Две жены Тамира - стр. 34
Единственное, заметила, не обмолвился о своей семье. Для меня эта часть его жизни, осталась загадкой.
Наш автомобиль заезжает через главные ворота. На посту встречает охрана. Бросаю взгляд на дом. В окнах нижнего этажа горит свет, а значит, жильцы бодрствуют.
Дружно высаживаемся из автомобиля. Пока я забираю свою сумку с заднего сиденья, Тамир уже достигает до главного входа.
На пороге встречает Марьям-апа, громко приветствуя. И только дохожу до двери, до меня доносится голос сестры:
— Тамир, ты приехал! – восклицает Дания.
Услышав ее, настроение на бешеной скорости катится вниз. Я совершенно забыла о ней, полностью уйдя в события сегодняшнего дня и вечера.
Не видя всей картины происходящего, я отлично догадываюсь – сестра полезла к нему с объятиями.
— Здравствуй, Дания, – сдержанно отвечает Тамир.
— А Алсу до сих пор нет дома. Ты представляешь? Звонила ей, а она не берёт трубку. Вот куда моя сестричка подевалась? Уже ведь так поздно.
Мотаю головой на слова родственницы и прохожу внутрь, показываясь Дание.
— Алсу?! — удивляется она, при виде меня. Растерянный взгляд сестры фокусируется сначала на мне, потом на Тамире. Дания меняется в лице, уже нет той блаженной улыбки от встречи с любимым мужем.
Представляю, что нафантазировала в своей голове, после увиденного. Хотя мой поход в ресторан с ее любимым мужем, явно не понравится.
21. Глава 21
Алсу
— Ашыйсызмы? (Будете есть?) — Марьям-апа суетится вокруг нас с Тамиром.
Обстановка моментально становится напряженной. Я чувствую себя преступницей, которая украла чужое. Меня обуревает стыд перед сестрой. На Дании лица нет, бледная, словно увидела приведение. По сути, ничего катастрофичного не произошло — обычный ужин, в котором не было никакого подтекста, и теперь является для меня чем-то порочным и незаконным.
По сравнению со мной Тамир выглядит беспечным, его лицо не выражает ни единой эмоции: ни угрызения совести, ни раскаяния. Одна Марьям-апа пытается сгладить острые углы, закидывая нас вопросами.
— Нет, не голоден. А ты, Алсу? — откликнувшись Марьям, Тамир переключается на меня. Приподняв одну бровь, ожидает ответа. Угольно-черные глаза смотрят немигающим и пронзающим взглядом, вызывая во мне вспышку смущения.
— Н-нет, — запинаясь, отвечаю. — Рәхмәт, Мәрьям-апа, мин ач түгел (Спасибо, Марьям-апа, я не голодна), — спохватываюсь и спешу отозваться гувернантке.
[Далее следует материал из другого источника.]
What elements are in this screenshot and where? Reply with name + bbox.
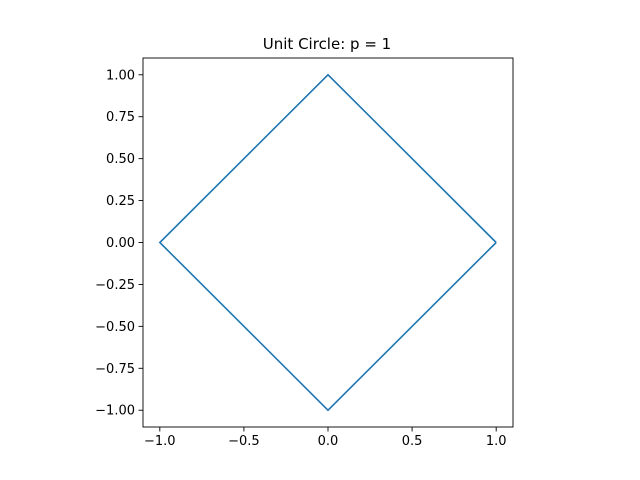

Мой взгляд на автомате ищет знакомую фигуру сестры. Дания с печальным видом стоит в сторонке, и уже не так оптимистично, как это было минуту назад. В голову ничего не лезет: как именно спасти ситуацию, чтобы успокоить сестру.
—Тамир, вы приехали? — в фойе появляется свекровь. Она, как и всегда в строгом платье и с уложенными волосами.
— Приехали. Как понял: потеряли нас? — интересуется у матери.
— Да, вы оба не брали трубки. Мы уже стали беспокоиться.
Она с любопытством окидывает взором по очереди — сначала сына, потом меня, остановившись на мне подольше. Ее цепкий взгляд рассматривает каждую деталь моей одежды, и из-за этого еще пуще краснею.
“Неужели думает, что мы...”
— Добрый вечер, Зульфия-апа, — тороплюсь отвлечь свекровь.
Она морщится от произнесенного имени.
Называть мамой язык так и не поворачивается. Зульфия-апа не раз намекала обращаться к ней по-иному. Но не могу пересилить саму себя, чтобы переступить эту грань. Не знаю, почему так принципиально. В моей жизни всегда была одна мама, в двадцать лет тяжело вымолвить такое важное и личностное слово почти что постороннему человеку. Нурия-апа как-то сказала мне: “Если ты с первого дня не произнесёшь, потом будет сложнее”. Тётя права, дальше уже сложнее. Это Дание легко далось — в первый же день назвала свекровь мамой.